Intiland Luncurkan Apartemen Baru Rp2 Miliaran Dekat Bundaran HI

Selasa, 22 Agu 2017 | Penulis: Yudis

Housing-Estate.com, Jakarta - Proyek apartemen premium masih menarik digarap  pengembang dalam situasi pasar seperti sekarang. Karena itu PT Intiland Development Tbk pede meluncurkan proyek terpadu (mix used development) Fifty Seven (57) Promenade dekat Bundaran Hotel Indonesia (HI), tepatnya di Jalan Kebon Melati, Kebon Kacang, Jakarta Pusat. Proyek ini akan dibangun di atas lahan seluas 3,2 ha dan dikembangkan dalam dua tahap.

57 Promenade

57 Promenade

Menurut Archied Noto Pradono, Direktur Pengelolaan Modal dan Investasi Intiland, 57 Promenade merupakan proyek pertama Intiland yang diluncurkan tahun ini. “Dalam situasi seperti sekarang kami sangat hati-hati meluncurkan proyek baru. Tahun ini kami fokus pada pengembangan proyek yang berjalan. Namun begitu melihat potensi pasar tetap terbuka, kami berani meluncurkan proyek baru,” katanya saat memperkenalkan (review) 57 Promenade kepada pers di Jakarta, Selasa (22/8).

Ia menjelaskan, pasar properti menengah atas di lokasi premium seperti yang akan diluncurkan Intiland ini sebenarnya tetap memiliki potensi yang bagus. Saat ini pasarnya lesu lebih karena faktor psikologis yang membuat pemilik duit masih wait and see. Karena itu pasar perlu digairahkan dengan meluncurkan produk yang menarik mereka.

Faktor lain yang membuat Intiland pede merilis 57 Promenade, terkait pembangunan infrastruktur yang sangat masif oleh pemerintah. 57 Promenade berada di lokasi yang sudah sangat established puluhan tahun dengan adanya enam hotel bintang 5 di sekitarnya, dua shopping mall besar, 10 perkantoran grade A, 4 kantor kedutaan, dan lain-lain.

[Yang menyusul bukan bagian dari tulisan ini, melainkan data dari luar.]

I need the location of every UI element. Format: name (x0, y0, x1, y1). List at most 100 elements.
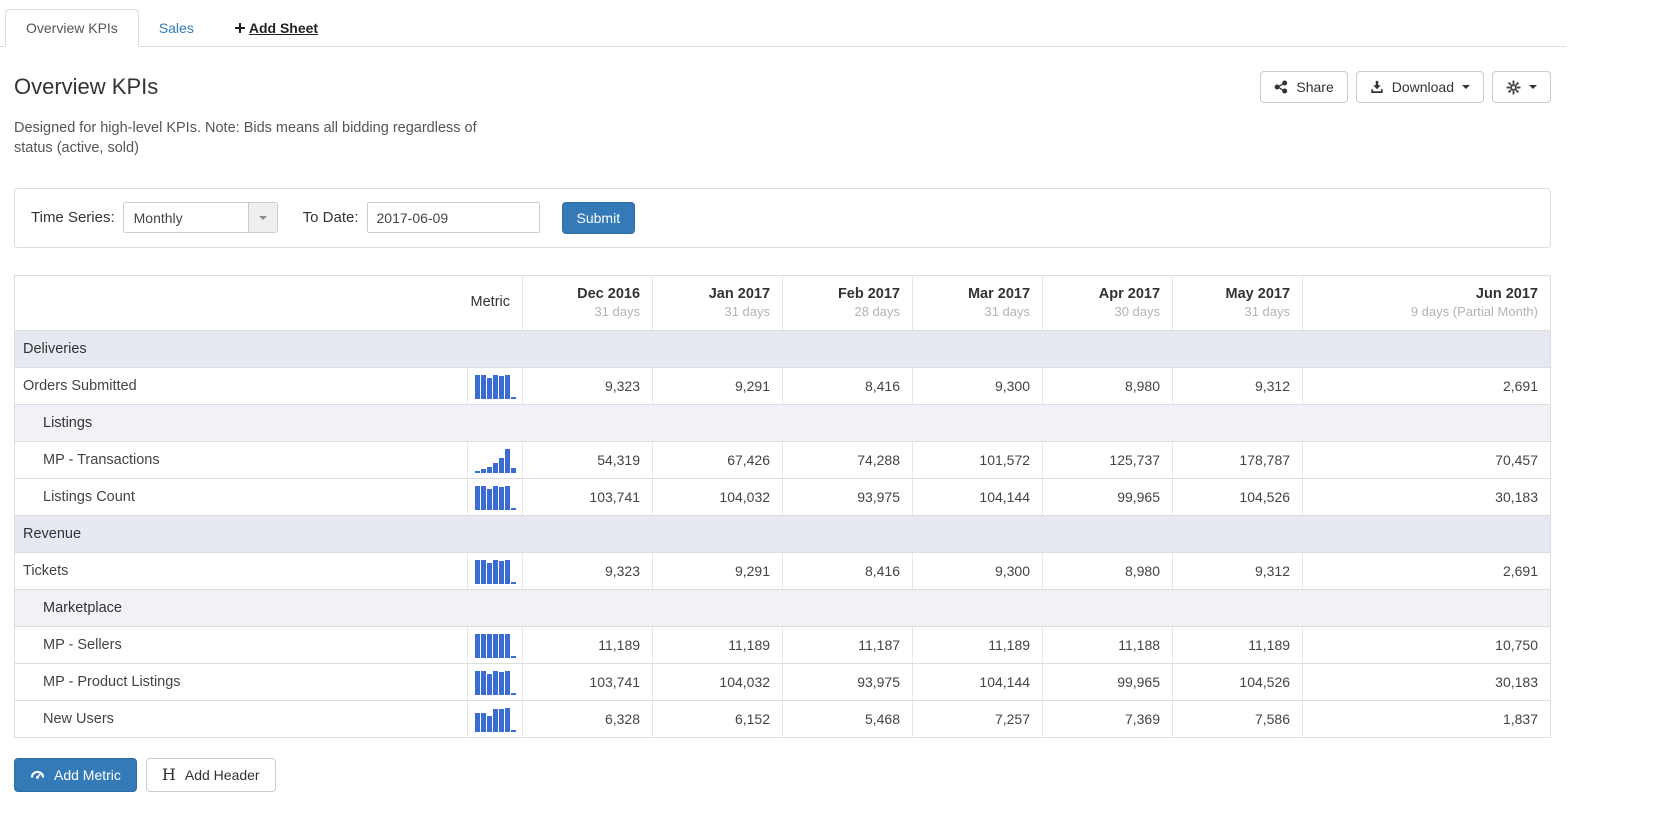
share-icon (1274, 80, 1288, 94)
metric-value-cell: 125,737 (1042, 440, 1173, 479)
plus-icon (234, 22, 246, 34)
metric-value-cell: 7,586 (1172, 699, 1303, 738)
header-actions: Share Download (1260, 71, 1551, 103)
metric-label[interactable]: MP - Transactions (14, 440, 468, 479)
metric-value-cell: 70,457 (1302, 440, 1551, 479)
metric-value-cell: 9,291 (652, 366, 783, 405)
metric-value-cell: 6,328 (522, 699, 653, 738)
sparkline-bar (474, 560, 480, 585)
tab-sales[interactable]: Sales (139, 10, 214, 46)
section-label: Marketplace (14, 589, 1551, 627)
section-header-row: Deliveries (14, 330, 1551, 368)
download-label: Download (1391, 79, 1454, 95)
metric-value-cell: 8,416 (782, 366, 913, 405)
sparkline-cell[interactable] (466, 440, 523, 479)
sparkline-bar (486, 674, 492, 696)
sparkline-bar (480, 671, 486, 696)
sparkline-bar (486, 563, 492, 585)
metric-value-cell: 9,300 (912, 366, 1043, 405)
sparkline-bar (498, 672, 504, 696)
metric-value-cell: 104,032 (652, 477, 783, 516)
metric-label[interactable]: MP - Sellers (14, 625, 468, 664)
caret-down-icon (258, 215, 267, 224)
mini-bar-chart (474, 483, 516, 511)
metric-value-cell: 9,291 (652, 551, 783, 590)
metric-value-cell: 8,416 (782, 551, 913, 590)
sparkline-bar (486, 378, 492, 400)
metric-value-cell: 104,526 (1172, 477, 1303, 516)
add-header-button[interactable]: H Add Header (145, 757, 276, 792)
column-header: Dec 2016 31 days (522, 275, 653, 331)
metric-label[interactable]: MP - Product Listings (14, 662, 468, 701)
page-header: Overview KPIs Share Download (14, 71, 1551, 103)
select-arrow-segment[interactable] (247, 203, 277, 233)
mini-bar-chart (474, 372, 516, 400)
metric-value-cell: 11,187 (782, 625, 913, 664)
sparkline-bar (498, 376, 504, 400)
sparkline-bar (486, 467, 492, 474)
share-label: Share (1296, 79, 1334, 95)
metric-value-cell: 93,975 (782, 662, 913, 701)
metric-value-cell: 104,144 (912, 477, 1043, 516)
metric-row: MP - Transactions 54,319 67,426 74,288 101,5… (14, 440, 1551, 479)
sheet-tab-bar: Overview KPIs Sales Add Sheet (0, 0, 1566, 47)
metric-value-cell: 8,980 (1042, 366, 1173, 405)
metric-value-cell: 99,965 (1042, 662, 1173, 701)
metric-row: Orders Submitted 9,323 9,291 8,416 9,300 8,98… (14, 366, 1551, 405)
column-header: Jan 2017 31 days (652, 275, 783, 331)
sparkline-cell[interactable] (466, 477, 523, 516)
mini-bar-chart (474, 446, 516, 474)
metric-value-cell: 104,032 (652, 662, 783, 701)
settings-button[interactable] (1492, 71, 1551, 103)
sparkline-bar (498, 487, 504, 511)
time-series-select[interactable]: Monthly (122, 202, 278, 234)
metric-value-cell: 104,526 (1172, 662, 1303, 701)
add-sheet-button[interactable]: Add Sheet (214, 10, 338, 46)
sparkline-bar (498, 634, 504, 659)
metric-value-cell: 11,188 (1042, 625, 1173, 664)
sparkline-cell[interactable] (466, 699, 523, 738)
gauge-icon (30, 767, 45, 782)
sparkline-cell[interactable] (466, 366, 523, 405)
metric-label[interactable]: Tickets (14, 551, 468, 590)
metric-value-cell: 9,323 (522, 551, 653, 590)
sparkline-bar (498, 709, 504, 733)
sparkline-cell[interactable] (466, 625, 523, 664)
to-date-input[interactable] (366, 202, 540, 234)
metric-label[interactable]: New Users (14, 699, 468, 738)
metric-value-cell: 178,787 (1172, 440, 1303, 479)
sparkline-bar (504, 708, 510, 733)
metric-value-cell: 8,980 (1042, 551, 1173, 590)
sparkline-bar (480, 560, 486, 585)
share-button[interactable]: Share (1260, 71, 1348, 103)
download-icon (1370, 80, 1384, 94)
add-header-label: Add Header (184, 766, 260, 783)
sparkline-bar (486, 634, 492, 659)
sparkline-bar (504, 486, 510, 511)
sparkline-bar (492, 560, 498, 585)
metric-value-cell: 9,312 (1172, 366, 1303, 405)
sparkline-bar (492, 634, 498, 659)
metric-label[interactable]: Listings Count (14, 477, 468, 516)
tab-label: Sales (158, 20, 194, 36)
filter-panel: Time Series: Monthly To Date: Submit (14, 187, 1551, 248)
metric-value-cell: 67,426 (652, 440, 783, 479)
sparkline-bar (480, 634, 486, 659)
sub-section-header-row: Marketplace (14, 589, 1551, 627)
download-button[interactable]: Download (1355, 71, 1484, 103)
submit-button[interactable]: Submit (561, 201, 636, 234)
sparkline-bar (492, 486, 498, 511)
metric-label[interactable]: Orders Submitted (14, 366, 468, 405)
tab-overview-kpis[interactable]: Overview KPIs (5, 9, 139, 47)
section-label: Listings (14, 404, 1551, 442)
sparkline-cell[interactable] (466, 662, 523, 701)
metric-value-cell: 7,369 (1042, 699, 1173, 738)
table-header-row: Metric Dec 2016 31 days Jan 2017 31 days Feb… (14, 275, 1551, 331)
sparkline-cell[interactable] (466, 551, 523, 590)
mini-bar-chart (474, 668, 516, 696)
add-metric-button[interactable]: Add Metric (14, 757, 137, 792)
sheet-description: Designed for high-level KPIs. Note: Bids… (14, 120, 477, 157)
metric-value-cell: 104,144 (912, 662, 1043, 701)
metric-value-cell: 9,323 (522, 366, 653, 405)
sparkline-bar (474, 375, 480, 400)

Kawasan akan ditunjang sarana transportasi massal mass rapid transit (MRT) yang dalam tahap penyelesaian dengan dua stasiun di HI dan Sudirman.

Kawasan Bundaran HI nanti akan seperti kota-kota maju di Jepang, Hongkong, atau Singapura yang terhubung dengan transportasi massal sebagai hub. Keberadaan proyek MRT dan proyek lain seperti LRT (light rail transit) dan kereta bandara itu disebut akan mengubah mobilitas masyarakat perkotaan menjadi lebih banyak menggunakan transportasi umum, karena lalu lintas yang kian macet. Karena itu inilah momentum yang tepat meluncurkan proyek baru.

“Kami melihat lifestyle masyarakat akan berubah, mobilitas akan lebih efisien. Yang biasa ke bandara 2-3 jam, nanti dari sini hanya 30-an menit. Konsep-konsep seperti itulah yang kami jual karena hunian dekat public transportation akan lebih unggul. Selain itu kami berharap proyek ini bisa membantu menjadi pendobrak bisnis properti yang lesu,” kata Archied.

Tahap pertama 57 Promenade akan dikembangkan seluas 1,3 ha mencakup dua menara apartemen City57 (24 lantai/260 unit) dan Sky57 (49 lantai/236 unit) plus basement lima lantai. Tahap kedua 1,9 ha untuk dua menara perkantoran, satu menara apartemen servis dan ritel. Tipe unitnya mulai studio hingga tiga kamar (bed room/BR) 41-182 m2 seharga Rp2,3–9 miliar/unit atau Rp50 jutaan/m2. Resminya proyek diluncurkan 26 Agustus 2017 dengan target penjualan Rp520 miliar. Proyek yang akan dikembangkan dalam lima tahun ini akan menelan total investasi Rp2,4 triliun.